Was mach ich‘n jetzt ich kann doch so nicht rüberfahren wie das stinkt der dings will doch so nichts mehr von mir. ich auch nicht (den fernen Lärm hat sie wieder vergessen, wie einen Traum, der beim Aufwachen schon verflogen ist, war da was?) der kann sowieso nicht mehr der muss erst seine karre … (sie ist bodenlos betrunken; ein Stück die Straße runter, nicht mal einen Kilometer, ist auf der anderen Seite ein zweiter Parkplatz, schwach beleuchtet und leer, was für ein Glück, sie fährt hinein, hält irgendwo, irgendwie an, stellt den Motor ab.

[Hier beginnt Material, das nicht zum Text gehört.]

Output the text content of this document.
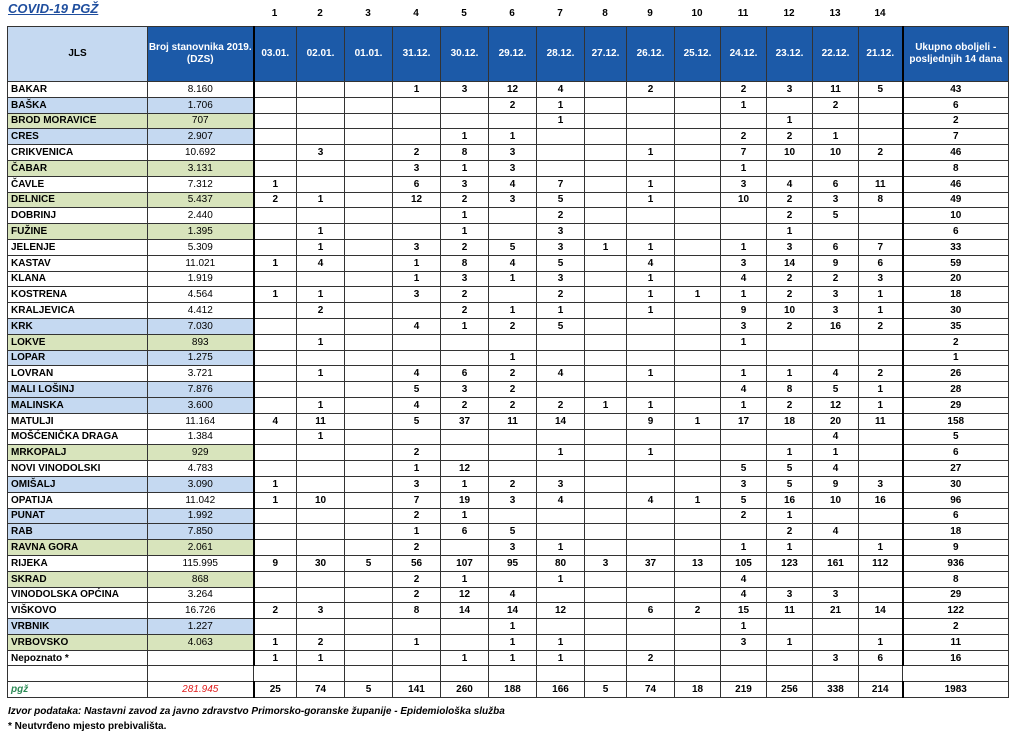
COVID-19 PGŽ	1	2	3	4	5	6	7	8	9	10	11	12	13	14
JLS	Broj stanovnika 2019. (DZS)	03.01.	02.01.	01.01.	31.12.	30.12.	29.12.	28.12.	27.12.	26.12.	25.12.	24.12.	23.12.	22.12.	21.12.	Ukupno oboljeli - posljednjih 14 dana
BAKAR	8.160				1	3	12	4		2		2	3	11	5	43
BAŠKA	1.706						2	1				1		2		6
BROD MORAVICE	707							1					1			2
CRES	2.907					1	1					2	2	1		7
CRIKVENICA	10.692		3		2	8	3			1		7	10	10	2	46
ČABAR	3.131				3	1	3					1				8
ČAVLE	7.312	1			6	3	4	7		1		3	4	6	11	46
DELNICE	5.437	2	1		12	2	3	5		1		10	2	3	8	49
DOBRINJ	2.440					1		2					2	5		10
FUŽINE	1.395		1			1		3					1			6
JELENJE	5.309		1		3	2	5	3	1	1		1	3	6	7	33
KASTAV	11.021	1	4		1	8	4	5		4		3	14	9	6	59
KLANA	1.919				1	3	1	3		1		4	2	2	3	20
KOSTRENA	4.564	1	1		3	2		2		1	1	1	2	3	1	18
KRALJEVICA	4.412		2			2	1	1		1		9	10	3	1	30
KRK	7.030				4	1	2	5				3	2	16	2	35
LOKVE	893		1									1				2
LOPAR	1.275						1									1
LOVRAN	3.721		1		4	6	2	4		1		1	1	4	2	26
MALI LOŠINJ	7.876				5	3	2					4	8	5	1	28
MALINSKA	3.600		1		4	2	2	2	1	1		1	2	12	1	29
MATULJI	11.164	4	11		5	37	11	14		9	1	17	18	20	11	158
MOŠĆENIČKA DRAGA	1.384		1											4		5
MRKOPALJ	929				2			1		1			1	1		6
NOVI VINODOLSKI	4.783				1	12						5	5	4		27
OMIŠALJ	3.090	1			3	1	2	3				3	5	9	3	30
OPATIJA	11.042	1	10		7	19	3	4		4	1	5	16	10	16	96
PUNAT	1.992				2	1						2	1			6
RAB	7.850				1	6	5						2	4		18
RAVNA GORA	2.061				2		3	1				1	1		1	9
RIJEKA	115.995	9	30	5	56	107	95	80	3	37	13	105	123	161	112	936
SKRAD	868				2	1		1				4				8
VINODOLSKA OPĆINA	3.264				2	12	4					4	3	3		29
VIŠKOVO	16.726	2	3		8	14	14	12		6	2	15	11	21	14	122
VRBNIK	1.227						1					1				2
VRBOVSKO	4.063	1	2		1		1	1				3	1		1	11
Nepoznato *		1	1			1	1	1		2				3	6	16

pgž	281.945	25	74	5	141	260	188	166	5	74	18	219	256	338	214	1983
Izvor podataka: Nastavni zavod za javno zdravstvo Primorsko-goranske županije - Epidemiološka služba
* Neutvrđeno mjesto prebivališta.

Auch das Licht auszuschalten meistert sie. Wieder vergeht ihr das Denken, bunte Bildchen schaukeln ihr durchs Gemüt: das Fest, der Typ mit dem kurzen Namen, der Käfer, der Sensenmann. Dann ist Feierabend, das Auto ist warm, die Blase leer, ebenso das Hirn. Eine abgrundtiefe puschkindurchtränkte Trägheit sickert in sie ein, narkotisiert sie. Ein letzter blinder Blick in den Nebel, dann fällt sie – mit offenem Mund – in einen todesgleichen Schlaf.)